Die Berufung ist jedoch nicht begründet. Die Klägerin hat keinen Anspruch auf schriftliche Bestätigung eines am 08.12.2010 erlassenen mündlichen Verwaltungsaktes, da die Beklagte am 08.12.2010 gegenüber der Klägerin keinen mündlichen Verwaltungsakt erlassen hat.

Nach § 33 Abs. 2 Satz 2 Zehntes Buch Sozialgesetzbuch (SGB X) ist ein mündlicher Verwaltungsakt schriftlich oder elektronisch zu bestätigen, wenn hieran ein berechtigtes Interesse besteht und der Betroffene dies unverzüglich verlangt.

Gemäß § 31 Satz 1 SGB X ist ein Verwaltungsakt jede Verfügung, Entscheidung oder andere hoheitliche Maßnahme, die eine Behörde zur Regelung eines Einzelfalles auf dem Gebiet des öffentlichen Rechts trifft und die auf unmittelbare Rechtswirkung nach außen gerichtet ist. Vorliegend fehlt es bereits am Merkmal einer Regelung. So hat auch der Bevollmächtigte der Klägerin im Widerspruchsschreiben vom 09.06.2011, mit dem eine "Konkretisierung" der Regelung beantragt worden ist, ausgeführt, es sei nicht ersichtlich, was im Einzelnen bewilligt worden sei. Aus dem "Verwaltungsakt" ergebe sich noch nicht einmal, ob die Beklagte überhaupt etwas habe bewilligen wollen. Auch aus dem Beratungsvermerk über das Gespräch am 08.12.2010 ergibt sich nicht, dass die Beklagte eine Bewilligungsentscheidung getroffen hat. Darin wird vielmehr ausgeführt, die Klägerin habe ihren Unterstützungsbedarf auf durchschnittlich eine Stunde täglich eingeschätzt. Es sei vereinbart worden, dass dies als Monatsstundensatz bewilligt werde. Danach wurde gerade nicht über einen Leistungsantrag entschieden, sondern eine Bewilligung von Leistungen in Aussicht gestellt. Dies spricht dafür, dass die Beklagte lediglich eine mündliche Zusage erteilt hat, über die Förderung der Klägerin im Rahmen des § 33 SGB IX einen Verwaltungsakt zu erlassen.

Die Erklärung stellt auch keine Zusicherung dar. Eine Zusicherung ist gemäß § 34 Abs. 1 Satz 1 SGB X eine von der Behörde erteilte Zusage, einen bestimmten Verwaltungsakt später zu erlassen oder zu unterlassen. Diese bedarf jedoch zu ihrer Wirksamkeit der - hier gerade nicht gegebenen - schriftlichen Form.
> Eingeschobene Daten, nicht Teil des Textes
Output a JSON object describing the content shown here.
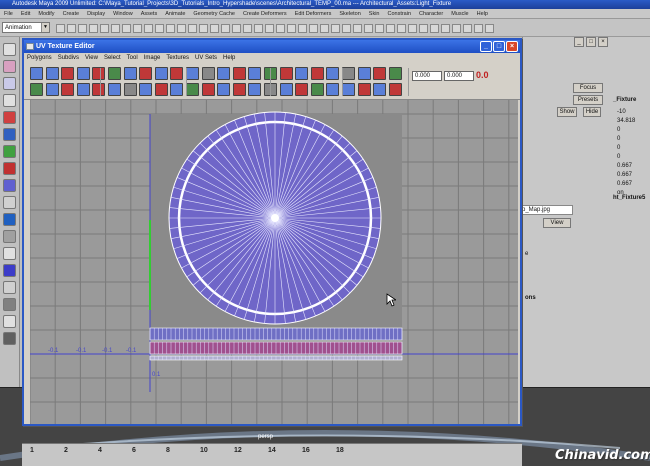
{
  "app": {
    "title": "Autodesk Maya 2009 Unlimited: C:\\Maya_Tutorial_Projects\\3D_Tutorials_Intro_Hypershade\\scenes\\Architectural_TEMP_00.ma    ---   Architectural_Assets:Light_Fixture",
    "menus": [
      "File",
      "Edit",
      "Modify",
      "Create",
      "Display",
      "Window",
      "Assets",
      "Animate",
      "Geometry Cache",
      "Create Deformers",
      "Edit Deformers",
      "Skeleton",
      "Skin",
      "Constrain",
      "Character",
      "Muscle",
      "Help"
    ],
    "mode": "Animation"
  },
  "uv_editor": {
    "title": "UV Texture Editor",
    "menus": [
      "Polygons",
      "Subdivs",
      "View",
      "Select",
      "Tool",
      "Image",
      "Textures",
      "UV Sets",
      "Help"
    ],
    "field_u": "0.000",
    "field_v": "0.000",
    "label_00": "0.0",
    "grid_labels": [
      "-0.1",
      "-0.1",
      "-0.1",
      "-0.1"
    ],
    "bottom_label": "0.1"
  },
  "right_panel": {
    "focus": "Focus",
    "presets": "Presets",
    "show": "Show",
    "hide": "Hide",
    "node_name": "_Fixture",
    "channels": [
      "-10",
      "34.818",
      "0",
      "0",
      "0",
      "0",
      "0.667",
      "0.667",
      "0.667",
      "on"
    ],
    "file_map": "p_Map.jpg",
    "view": "View",
    "node_name_2": "ht_Fixture5",
    "ons": "ons",
    "section_e": "e"
  },
  "viewport": {
    "label": "persp"
  },
  "timeslider": {
    "ticks": [
      "1",
      "2",
      "4",
      "6",
      "8",
      "10",
      "12",
      "14",
      "16",
      "18"
    ]
  },
  "watermark": "Chinavid.com",
  "colors": {
    "title_blue": "#2b58c4",
    "uv_shell": "#6f66c8",
    "uv_strip_blue": "#6f6fc4",
    "uv_strip_pink": "#a0508e"
  }
}
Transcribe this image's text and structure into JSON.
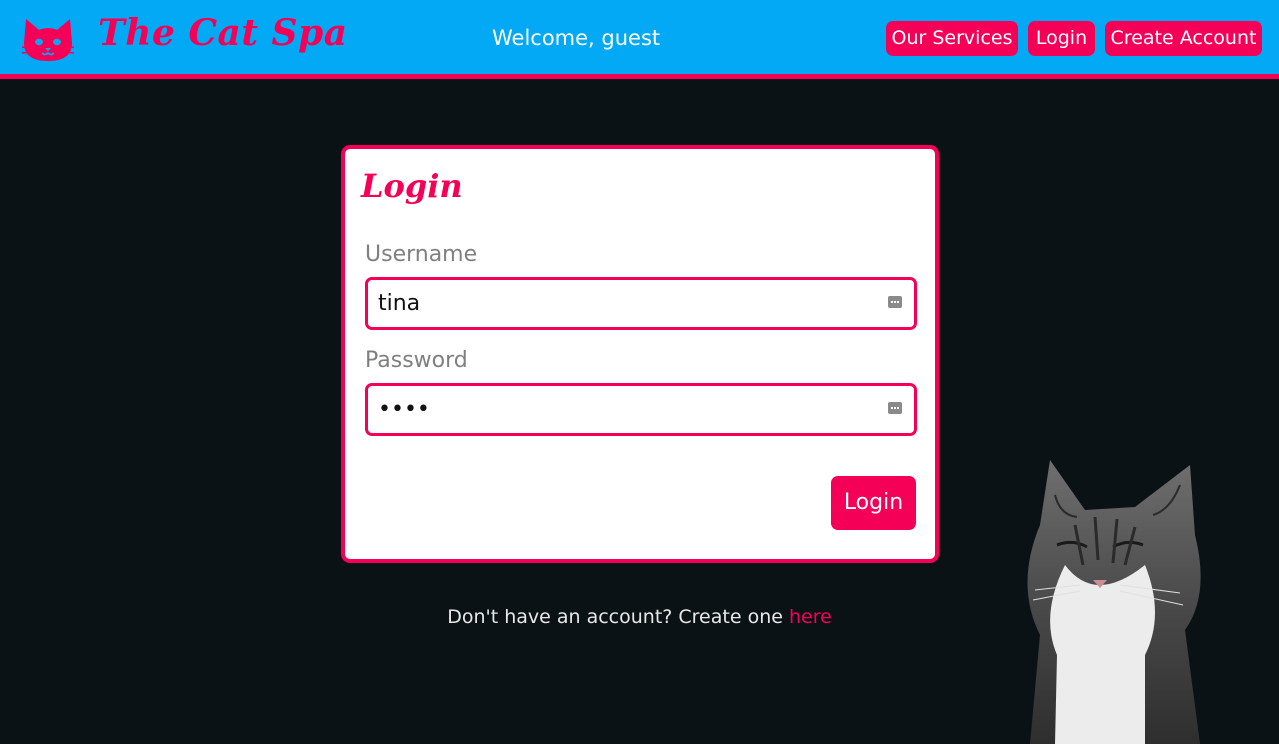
{
  "nav": {
    "brand_icon": "cat-face-icon",
    "brand_name": "The Cat Spa",
    "welcome": "Welcome, guest",
    "buttons": {
      "services": "Our Services",
      "login": "Login",
      "create_account": "Create Account"
    }
  },
  "login_card": {
    "title": "Login",
    "username": {
      "label": "Username",
      "value": "tina"
    },
    "password": {
      "label": "Password",
      "value": "••••"
    },
    "submit": "Login"
  },
  "signup": {
    "text": "Don't have an account? Create one ",
    "link": "here"
  },
  "colors": {
    "navbar": "#03a9f4",
    "accent": "#f50057",
    "background": "#0b1216"
  }
}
Im Gegensatz zur Zusicherung (vgl. Kepertin in: jurisPK-SGB X § 34 Rn. 10 m.w.N.) stellt die mündliche Zusage keinen Verwaltungsakt dar. Der Unterschied der mündlichen Zusage zur Zusicherung liegt weiter darin, dass eine mündliche Zusage nur bei der Ausübung des Ermessens bindet, während die den Voraussetzungen des § 34 SGB X entsprechende Zusicherung eine Bindung auch im Rahmen der Anspruchsvoraussetzungen erzeugt. Die mündliche Zusage bindet dagegen lediglich das Ermessen im Rahmen dessen, was zugesagt ist (BSG, Urteil v. 18.08.2005 - B 7a/7 AL 66/04 R - juris Rn. 40).

Unbeachtlich ist, dass die Beklagte später in anderem Zusammenhang die Auffassung vertreten hat, die mündliche Erklärung vom 08.12.2010 stelle einen Verwaltungsakt dar. Denn maßgeblich ist der entsprechend § 133 BGB nach dem objektiven Empfängerhorizont zu bestimmende Erklärungswert.

Die Kostenentscheidung beruht auf § 193 SGG.

Gründe für die Zulassung der Revision liegen nicht vor.